Science & Environment
Martian salt streaks 'painted by liquid water'
- 28 September 2015
- Science & Environment
- 393
Scientists think they can now tie dark streaks seen on the surface of Mars to periodic flows of liquid water.
Data from a Nasa satellite shows the features, which appear on slopes, to be associated with salt deposits.
Crucially, such salts could alter the freezing and vaporisation points of water in Mars's sparse air, keeping it in a fluid state long enough to move.
Luju Ojha and colleagues report the findings in the journal Nature Geoscience.
There are implications for the existence of life on the planet today, because any liquid water raises the possibility that microbes could also be present. And for future astronauts on Mars, the identification of water supplies near the surface would make it easier for them to "live off the land".
"It may decrease the cost - and increase the resilience - of human activity on the planet," co-author Mary-Beth Willhelm, from the Nasa Ames Research Center in California, said in a US space agency media briefing on Monday.
Secret source
Researchers have long wondered whether liquid water might occasionally flow across the surface today.
It is not a simple proposition, because the temperatures are usually well below zero Celsius and the atmospheric pressure is so low that any liquid H2O will rapidly boil.
But the observation over the past 15 years of gullies and surface streaks that appear to change with the seasons has heightened the speculation.
Mr Ojha, a PhD student at the Georgia Institute of Technology, has now presented data from the US space agency's Mars Reconnaissance Orbiter that seems to solve the conundrum.
MRO has an instrument called Crism that can determine the chemistry of surface materials.
It has looked at four locations where dark streaks are seen to come and go during Martian summer months. These streaks, called "recurring slope lineae" (RSL), were well known to Mars scientists and were suspected - but not proven - to be associated with trickling water.
"We know from prior investigations that these features form on Mars," Mr Ohja told journalists at the briefing.
"However, the key evidence was missing until now - and that was their chemical identity."
Alfred McEwen, a senior member of the orbiter team and a professor of planetary geology at the University of Arizona, agreed: "We had no direct detection of water; that was just our best guess as to what these were."
Now, Crism has demonstrated that the RSLs are covered with salts.
They are salts - magnesium perchlorate, chlorate and chloride - that can drop the freezing point of water by 80 degrees and its vaporisation rate by a factor of 10.
The combination allows briney water to stay stable long enough to trickle down hillsides and crater walls.
Quite where the water is coming from to make the streaks is still unclear, however. The locations of RSL are mostly equatorial, and any stored water in this region of Mars, perhaps in the form of ice, is thought to exist only at great depth.
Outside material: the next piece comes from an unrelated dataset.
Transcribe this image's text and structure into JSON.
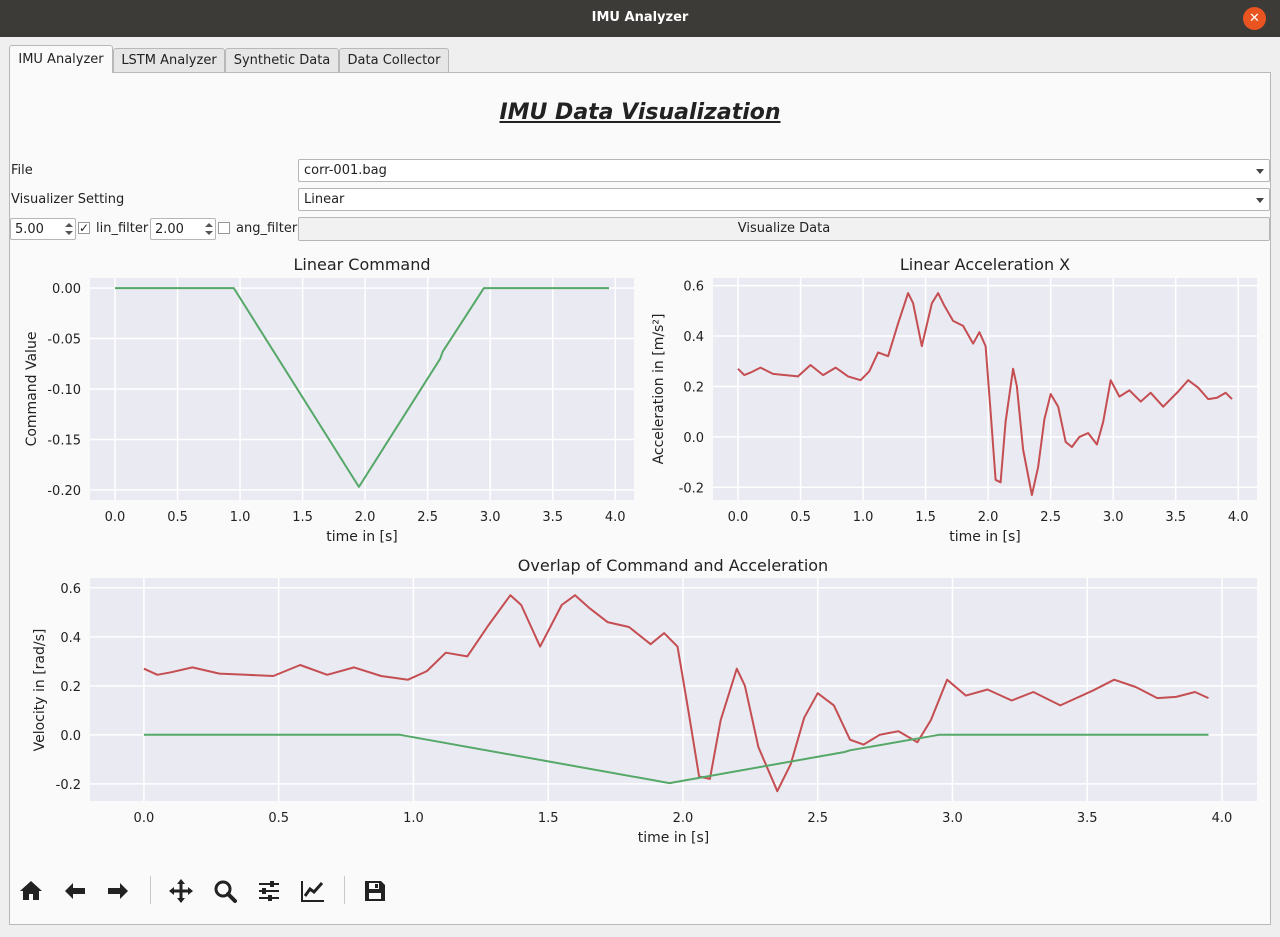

One possibility is that the salts actually pull the water out of the atmosphere. The Curiosity rover has found some strong pointers to this mechanism. But again, it is not known whether there is a sufficient supply in the air to facilitate a decent flow.
Another theory is that local aquifers are breaking up to the surface, but this does not really fit with streaks that appear from the tops of peaks.
It is conceivable that streaks are being formed from different sources in different parts of Mars.
Contamination question
Dr Joe Michalski is a Mars researcher at the Natural History Museum in London. He called the announcement an exciting development, especially because of its implications for the potential of microbes existing on the planet today.
"We know from the study of extremophiles on Earth that life can not only survive, but thrive in conditions that are hyper-arid, very saline or otherwise 'extreme' in comparison to what is habitable to a human. In fact, on Earth, wherever we find water, we find life. That is why the discovery of water on Mars over the last 20 years is so exciting."
An interesting consequence of the findings is that space agencies will now have some extra thinking to do about where they send future landers and rovers.
Current internationally agreed rules state that missions should be wary of going to places on Mars where there is likely to be liquid water.
A UK space agency expert on Mars landing sites, Dr Peter Grindrod, told BBC News: "Planetary protection states that we can't go anywhere there is liquid water because we can't sterilise our spacecraft well enough to guarantee we won't contaminate these locations. So if an RSL is found within the landing zone of a probe, then you can't land there."